The similar enzyme kinetics among eNOS 633, eNOS 1177, HMG-CoA reductase, and SAMS peptides suggests that eNOS, HMG-CoA reductase, and ACC may compete for the same catalytic site(s) of AMPKα. LC/MS/MS analysis showed that both eNOS Ser633 and Ser1177 are phosphorylated in AICAR-treated cells (Figure 7). Scott et al suggested that a pseudosubstrate sequence, conserved in the eukaryotic AMPKγ, binds to the catalytic groove of AMPKα when AMP does not bind to the γ subunit.⁴³ Because of the resemblance between the peptide sequence of the pseudosubstrate and those flanking AMPK target sites, including ACC Ser79, HMG-CoA reductase Ser871, and eNOS Ser1177, an AMPK consensus recognition motif (≈22 aa) was thereby proposed.⁴⁴ Interestingly, the deduced hydrophobic and basic residues that are important for AMPK recognition align similarly with those between eNOS Ile616 and Asp637.

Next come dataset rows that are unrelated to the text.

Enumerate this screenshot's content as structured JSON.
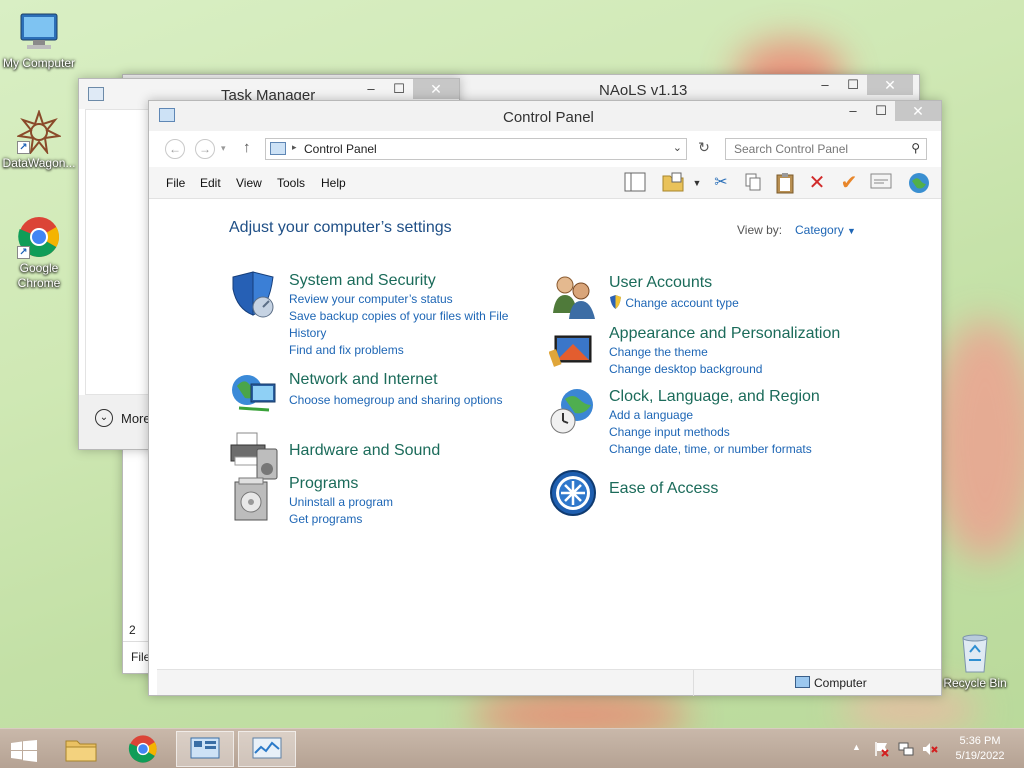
{
  "desktop": {
    "icons": [
      {
        "label": "My Computer"
      },
      {
        "label": "DataWagon..."
      },
      {
        "label": "Google Chrome"
      },
      {
        "label": "Recycle Bin"
      }
    ]
  },
  "task_manager": {
    "title": "Task Manager",
    "more_details": "More",
    "file_tab": "File",
    "fragment": "2"
  },
  "naols": {
    "title": "NAoLS v1.13"
  },
  "control_panel": {
    "title": "Control Panel",
    "breadcrumb": "Control Panel",
    "search_placeholder": "Search Control Panel",
    "menu": [
      "File",
      "Edit",
      "View",
      "Tools",
      "Help"
    ],
    "heading": "Adjust your computer’s settings",
    "view_by_label": "View by:",
    "view_by_value": "Category",
    "categories": {
      "system_security": {
        "title": "System and Security",
        "links": [
          "Review your computer’s status",
          "Save backup copies of your files with File History",
          "Find and fix problems"
        ]
      },
      "network": {
        "title": "Network and Internet",
        "links": [
          "Choose homegroup and sharing options"
        ]
      },
      "hardware": {
        "title": "Hardware and Sound"
      },
      "programs": {
        "title": "Programs",
        "links": [
          "Uninstall a program",
          "Get programs"
        ]
      },
      "user_accounts": {
        "title": "User Accounts",
        "links": [
          "Change account type"
        ]
      },
      "appearance": {
        "title": "Appearance and Personalization",
        "links": [
          "Change the theme",
          "Change desktop background"
        ]
      },
      "clock": {
        "title": "Clock, Language, and Region",
        "links": [
          "Add a language",
          "Change input methods",
          "Change date, time, or number formats"
        ]
      },
      "ease": {
        "title": "Ease of Access"
      }
    },
    "status_location": "Computer"
  },
  "taskbar": {
    "time": "5:36 PM",
    "date": "5/19/2022"
  }
}
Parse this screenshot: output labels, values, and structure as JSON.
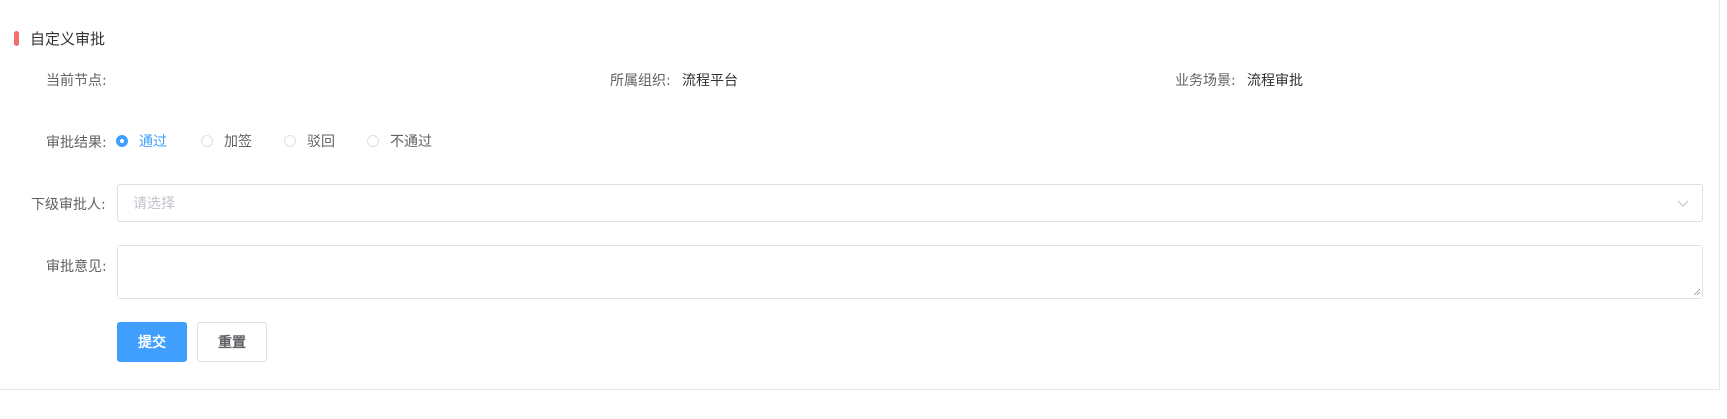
{
  "colors": {
    "accent": "#409eff",
    "title_marker": "#f56c6c"
  },
  "section": {
    "title": "自定义审批"
  },
  "info": {
    "current_node_label": "当前节点:",
    "current_node_value": "",
    "org_label": "所属组织:",
    "org_value": "流程平台",
    "scene_label": "业务场景:",
    "scene_value": "流程审批"
  },
  "form": {
    "result_label": "审批结果:",
    "result_options": [
      "通过",
      "加签",
      "驳回",
      "不通过"
    ],
    "result_selected": "通过",
    "next_approver_label": "下级审批人:",
    "next_approver_placeholder": "请选择",
    "comment_label": "审批意见:",
    "comment_value": ""
  },
  "actions": {
    "submit_label": "提交",
    "reset_label": "重置"
  }
}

In conclusion, this study suggests that AMPKα is the primary kinase phosphorylating eNOS Ser633/635, which is functionally linked to NO bioavailability. The functional and kinetic information reported herein should be useful for future investigation of the structure-function relationship of AMPK catalysis in endothelial biology.